Venn diagrams for microbial abundance (a) or gene expression (c) models comparing the number of features individually selected by each ML method, and the intersection of the two ML methods. Spearman rank correlation plots for microbial abundance (b) or gene expression (d) models showing that the median rank of features (among the 100 model instances in which the feature was selected) often correlated between the two most significant ML methods; p-values are two-sided. The best method is shown on the x-axis, the second best on the y-axis. Source data are provided as a Source Data file. The number of cases involved in each experiment are shown in Supplementary Table 1.

Fig. 6. Evaluation of drug response model robustness. Model significance and robustness was further evaluated using a class label permutation test and examination of the effect feature selection had on model performance. Results for the modeling method which had the most significant Wilcoxon signed-rank test are shown.

Permutation test result histograms and significance for microbial abundance (a) or gene expression (c) models showing the distribution of permutation mean AUROC scores. True mean AUROC score shown as dotted vertical grey line and kernel density estimate shown as a curve over the histogram.

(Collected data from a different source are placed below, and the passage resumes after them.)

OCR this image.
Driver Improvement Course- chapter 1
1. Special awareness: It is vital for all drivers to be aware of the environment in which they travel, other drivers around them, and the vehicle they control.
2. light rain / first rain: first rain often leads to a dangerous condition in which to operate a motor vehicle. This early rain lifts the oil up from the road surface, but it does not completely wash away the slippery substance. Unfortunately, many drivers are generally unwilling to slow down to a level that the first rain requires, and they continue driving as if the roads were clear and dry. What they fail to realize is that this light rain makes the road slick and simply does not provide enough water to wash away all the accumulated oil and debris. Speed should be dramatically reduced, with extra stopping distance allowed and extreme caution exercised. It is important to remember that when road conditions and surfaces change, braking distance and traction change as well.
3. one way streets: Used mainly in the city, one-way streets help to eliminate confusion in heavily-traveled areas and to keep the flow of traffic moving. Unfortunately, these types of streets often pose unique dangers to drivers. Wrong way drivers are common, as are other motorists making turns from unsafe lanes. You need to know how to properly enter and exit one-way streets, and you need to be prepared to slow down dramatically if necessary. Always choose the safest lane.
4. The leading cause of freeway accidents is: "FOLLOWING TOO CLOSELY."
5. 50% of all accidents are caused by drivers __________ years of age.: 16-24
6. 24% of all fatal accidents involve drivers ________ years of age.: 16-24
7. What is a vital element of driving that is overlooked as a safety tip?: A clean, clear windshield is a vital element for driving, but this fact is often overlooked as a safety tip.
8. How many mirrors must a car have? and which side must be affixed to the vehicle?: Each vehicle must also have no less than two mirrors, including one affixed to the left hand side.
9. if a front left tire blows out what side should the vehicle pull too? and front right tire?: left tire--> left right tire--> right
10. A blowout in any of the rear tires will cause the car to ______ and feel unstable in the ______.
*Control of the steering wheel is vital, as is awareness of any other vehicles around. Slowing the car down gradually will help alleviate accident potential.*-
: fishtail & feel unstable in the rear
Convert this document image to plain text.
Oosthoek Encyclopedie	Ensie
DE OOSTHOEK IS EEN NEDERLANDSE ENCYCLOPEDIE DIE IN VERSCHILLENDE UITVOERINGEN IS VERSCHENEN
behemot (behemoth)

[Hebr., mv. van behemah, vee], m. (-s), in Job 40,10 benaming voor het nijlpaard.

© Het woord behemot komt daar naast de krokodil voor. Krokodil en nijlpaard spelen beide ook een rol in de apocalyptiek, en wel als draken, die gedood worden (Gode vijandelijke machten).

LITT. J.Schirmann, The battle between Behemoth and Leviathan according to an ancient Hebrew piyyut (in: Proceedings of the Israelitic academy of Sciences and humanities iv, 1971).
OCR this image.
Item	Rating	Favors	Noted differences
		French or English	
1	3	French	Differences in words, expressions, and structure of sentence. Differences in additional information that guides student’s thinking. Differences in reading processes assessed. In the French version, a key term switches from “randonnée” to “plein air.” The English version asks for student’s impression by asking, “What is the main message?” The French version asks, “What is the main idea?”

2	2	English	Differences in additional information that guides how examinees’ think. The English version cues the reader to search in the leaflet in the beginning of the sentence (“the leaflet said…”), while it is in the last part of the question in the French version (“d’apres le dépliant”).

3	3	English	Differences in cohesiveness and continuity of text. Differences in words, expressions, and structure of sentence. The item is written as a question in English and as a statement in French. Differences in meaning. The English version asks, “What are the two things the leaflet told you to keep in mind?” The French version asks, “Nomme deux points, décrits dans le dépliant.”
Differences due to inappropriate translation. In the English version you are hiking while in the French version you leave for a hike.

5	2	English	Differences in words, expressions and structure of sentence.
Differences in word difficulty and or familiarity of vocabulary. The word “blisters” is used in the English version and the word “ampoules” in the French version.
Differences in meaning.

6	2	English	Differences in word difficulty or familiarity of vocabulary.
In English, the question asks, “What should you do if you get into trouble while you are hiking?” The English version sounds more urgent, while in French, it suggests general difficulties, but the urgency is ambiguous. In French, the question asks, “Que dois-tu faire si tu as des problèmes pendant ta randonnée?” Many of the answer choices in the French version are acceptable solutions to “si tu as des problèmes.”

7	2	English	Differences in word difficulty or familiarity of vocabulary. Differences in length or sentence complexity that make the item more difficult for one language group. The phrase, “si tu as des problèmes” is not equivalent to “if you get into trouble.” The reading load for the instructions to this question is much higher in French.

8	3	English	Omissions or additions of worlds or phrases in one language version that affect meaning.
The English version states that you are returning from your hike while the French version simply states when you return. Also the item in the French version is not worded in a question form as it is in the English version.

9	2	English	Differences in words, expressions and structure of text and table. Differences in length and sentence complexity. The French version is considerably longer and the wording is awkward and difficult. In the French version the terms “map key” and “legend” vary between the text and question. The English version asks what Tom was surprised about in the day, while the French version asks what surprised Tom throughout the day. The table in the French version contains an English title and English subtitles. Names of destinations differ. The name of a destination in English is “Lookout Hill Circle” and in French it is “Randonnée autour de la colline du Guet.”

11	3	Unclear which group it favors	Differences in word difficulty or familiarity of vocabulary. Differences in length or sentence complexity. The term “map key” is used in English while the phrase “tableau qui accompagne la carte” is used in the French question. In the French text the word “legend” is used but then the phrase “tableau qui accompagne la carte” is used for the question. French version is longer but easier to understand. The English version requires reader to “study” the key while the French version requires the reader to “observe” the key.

Curves showing the effect that model hyperparameters which control the number of selected features had on mean AUROC and average precision (AVPRE) scores during hyperparameter grid search across all 100 model instances for microbial abundance (b) or gene expression (d) models. Shaded areas denote standard deviations. Source data are provided as a Source Data file. The number of cases involved in each experiment are shown in Supplementary Table 1.